Thanks to everyone who responded on this thread, and especially to 
Aredridel--the examples here helped me understand at least two varieties of 
parsers considerably better than I did.

There is a folloup for Aredridel below.

I think I'm heading in the direction of writing something that might be called 
a parser (or might not be).  My basic aim is to minimize the number of passes 
through the document.  (Simple RE substitution requires a pass through the 
document for each RE (IIUC).)  I think I can do it with one or two passes, 
with a rather elaborate case type statement (or many ifs) on examination of 
each "token" (word).

I've written some other questions to the list.  I'm going through TWiki and 
trying to develop a list of all the TWiki markup--there is a lot I don't use 
(so far) and I may initially deal only with the more common stuff.  

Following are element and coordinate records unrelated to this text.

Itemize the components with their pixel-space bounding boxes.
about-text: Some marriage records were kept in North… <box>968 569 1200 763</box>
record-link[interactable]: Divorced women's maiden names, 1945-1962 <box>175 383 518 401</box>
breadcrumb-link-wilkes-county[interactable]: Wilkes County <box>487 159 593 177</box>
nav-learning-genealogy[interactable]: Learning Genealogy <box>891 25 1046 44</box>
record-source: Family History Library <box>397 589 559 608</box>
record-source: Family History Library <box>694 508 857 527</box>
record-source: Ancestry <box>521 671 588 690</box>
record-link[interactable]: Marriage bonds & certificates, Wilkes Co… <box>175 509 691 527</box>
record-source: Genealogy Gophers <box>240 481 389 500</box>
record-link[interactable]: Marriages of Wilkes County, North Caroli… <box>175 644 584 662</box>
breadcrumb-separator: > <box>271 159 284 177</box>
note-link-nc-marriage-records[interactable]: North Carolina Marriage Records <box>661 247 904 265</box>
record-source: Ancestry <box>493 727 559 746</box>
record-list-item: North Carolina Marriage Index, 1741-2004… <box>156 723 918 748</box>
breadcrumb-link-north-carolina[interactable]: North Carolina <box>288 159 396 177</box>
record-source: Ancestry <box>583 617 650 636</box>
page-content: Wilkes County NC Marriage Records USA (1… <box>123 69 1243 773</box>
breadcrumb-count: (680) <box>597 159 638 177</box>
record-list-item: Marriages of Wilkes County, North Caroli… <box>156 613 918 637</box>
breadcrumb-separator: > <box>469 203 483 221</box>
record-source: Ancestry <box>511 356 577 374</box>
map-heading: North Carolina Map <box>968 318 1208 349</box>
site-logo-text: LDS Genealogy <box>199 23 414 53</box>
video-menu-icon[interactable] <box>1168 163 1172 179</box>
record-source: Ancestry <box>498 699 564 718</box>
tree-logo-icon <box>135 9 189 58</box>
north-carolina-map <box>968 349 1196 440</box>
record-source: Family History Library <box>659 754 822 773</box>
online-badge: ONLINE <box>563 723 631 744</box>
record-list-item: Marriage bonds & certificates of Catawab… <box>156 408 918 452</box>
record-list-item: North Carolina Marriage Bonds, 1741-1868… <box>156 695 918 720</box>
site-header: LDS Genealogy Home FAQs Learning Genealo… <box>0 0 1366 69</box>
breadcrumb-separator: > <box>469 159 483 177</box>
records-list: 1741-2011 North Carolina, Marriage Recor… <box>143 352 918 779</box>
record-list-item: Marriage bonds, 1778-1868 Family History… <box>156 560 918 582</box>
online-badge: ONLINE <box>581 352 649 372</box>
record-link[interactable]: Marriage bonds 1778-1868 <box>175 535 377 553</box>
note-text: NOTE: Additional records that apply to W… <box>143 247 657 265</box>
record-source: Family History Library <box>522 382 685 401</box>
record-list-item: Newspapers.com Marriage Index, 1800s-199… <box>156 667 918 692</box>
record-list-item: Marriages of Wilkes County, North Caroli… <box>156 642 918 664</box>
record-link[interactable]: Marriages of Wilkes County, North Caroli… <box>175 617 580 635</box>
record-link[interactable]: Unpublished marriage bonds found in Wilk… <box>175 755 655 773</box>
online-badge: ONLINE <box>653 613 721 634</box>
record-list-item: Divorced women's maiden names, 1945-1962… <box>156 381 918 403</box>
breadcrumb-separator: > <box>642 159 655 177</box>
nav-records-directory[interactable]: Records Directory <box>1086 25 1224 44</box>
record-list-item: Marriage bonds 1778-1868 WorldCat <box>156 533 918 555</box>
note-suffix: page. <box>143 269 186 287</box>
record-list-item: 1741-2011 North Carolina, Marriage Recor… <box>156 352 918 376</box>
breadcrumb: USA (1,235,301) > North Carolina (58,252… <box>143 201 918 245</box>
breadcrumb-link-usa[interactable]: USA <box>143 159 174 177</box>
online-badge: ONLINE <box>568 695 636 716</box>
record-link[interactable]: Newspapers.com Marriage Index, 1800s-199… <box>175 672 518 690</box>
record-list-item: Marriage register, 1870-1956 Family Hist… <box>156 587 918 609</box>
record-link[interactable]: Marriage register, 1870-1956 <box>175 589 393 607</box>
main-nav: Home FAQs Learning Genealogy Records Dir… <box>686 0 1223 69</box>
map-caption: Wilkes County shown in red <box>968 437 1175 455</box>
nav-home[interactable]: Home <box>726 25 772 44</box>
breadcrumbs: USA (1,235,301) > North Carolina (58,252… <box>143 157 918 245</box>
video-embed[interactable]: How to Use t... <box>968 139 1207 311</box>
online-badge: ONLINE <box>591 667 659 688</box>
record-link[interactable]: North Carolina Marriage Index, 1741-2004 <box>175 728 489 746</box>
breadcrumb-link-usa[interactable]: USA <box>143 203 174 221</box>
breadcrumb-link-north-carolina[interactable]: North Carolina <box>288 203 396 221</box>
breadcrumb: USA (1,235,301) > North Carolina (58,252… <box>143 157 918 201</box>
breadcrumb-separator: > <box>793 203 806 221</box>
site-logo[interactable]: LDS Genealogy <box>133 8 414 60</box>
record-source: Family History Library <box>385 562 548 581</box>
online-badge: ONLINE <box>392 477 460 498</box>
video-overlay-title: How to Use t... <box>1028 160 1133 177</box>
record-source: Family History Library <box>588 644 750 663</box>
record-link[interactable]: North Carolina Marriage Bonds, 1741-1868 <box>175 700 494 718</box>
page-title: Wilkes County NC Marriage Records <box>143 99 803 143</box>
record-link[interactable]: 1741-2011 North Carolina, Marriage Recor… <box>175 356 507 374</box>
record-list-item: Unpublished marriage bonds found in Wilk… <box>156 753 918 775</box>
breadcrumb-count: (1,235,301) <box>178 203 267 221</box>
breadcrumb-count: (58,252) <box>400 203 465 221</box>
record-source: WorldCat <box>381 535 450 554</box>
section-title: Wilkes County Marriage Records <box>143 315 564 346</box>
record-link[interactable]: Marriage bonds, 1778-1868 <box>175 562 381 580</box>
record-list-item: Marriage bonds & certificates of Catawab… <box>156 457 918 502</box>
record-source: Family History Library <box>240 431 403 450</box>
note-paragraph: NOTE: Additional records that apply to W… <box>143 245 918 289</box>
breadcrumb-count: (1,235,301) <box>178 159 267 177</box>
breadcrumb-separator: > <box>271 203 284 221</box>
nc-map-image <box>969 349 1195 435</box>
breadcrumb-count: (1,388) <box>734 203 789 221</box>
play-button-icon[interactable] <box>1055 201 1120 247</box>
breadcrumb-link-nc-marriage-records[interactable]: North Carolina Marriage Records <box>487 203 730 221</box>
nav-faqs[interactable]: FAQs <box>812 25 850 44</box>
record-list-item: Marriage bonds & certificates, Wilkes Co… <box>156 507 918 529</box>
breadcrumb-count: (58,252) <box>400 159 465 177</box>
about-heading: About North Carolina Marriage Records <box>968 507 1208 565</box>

(In the back of my mind I am still reserving some last resort options--I can 
always install an instance of TWiki locally, and "rig" a way to feed markup 
to it and recover the HTML.)


On Tuesday 01 March 2005 01:57 am, Aredridel wrote:
> The funky cases come in things not easily tokenized: lists,
> particularly, are a pain. My current parser does ugly things like
> guess whether something is list-like, hands the whole blob to a
> listifier routine, which then throws out any plaintext bits for
> rendering. Ugly, but works.

How are your lists marked up?  (Or are you trying to recognize them without a 
specific markup, more of a natural language type thing?)

thanks again to all,
Randy Kramer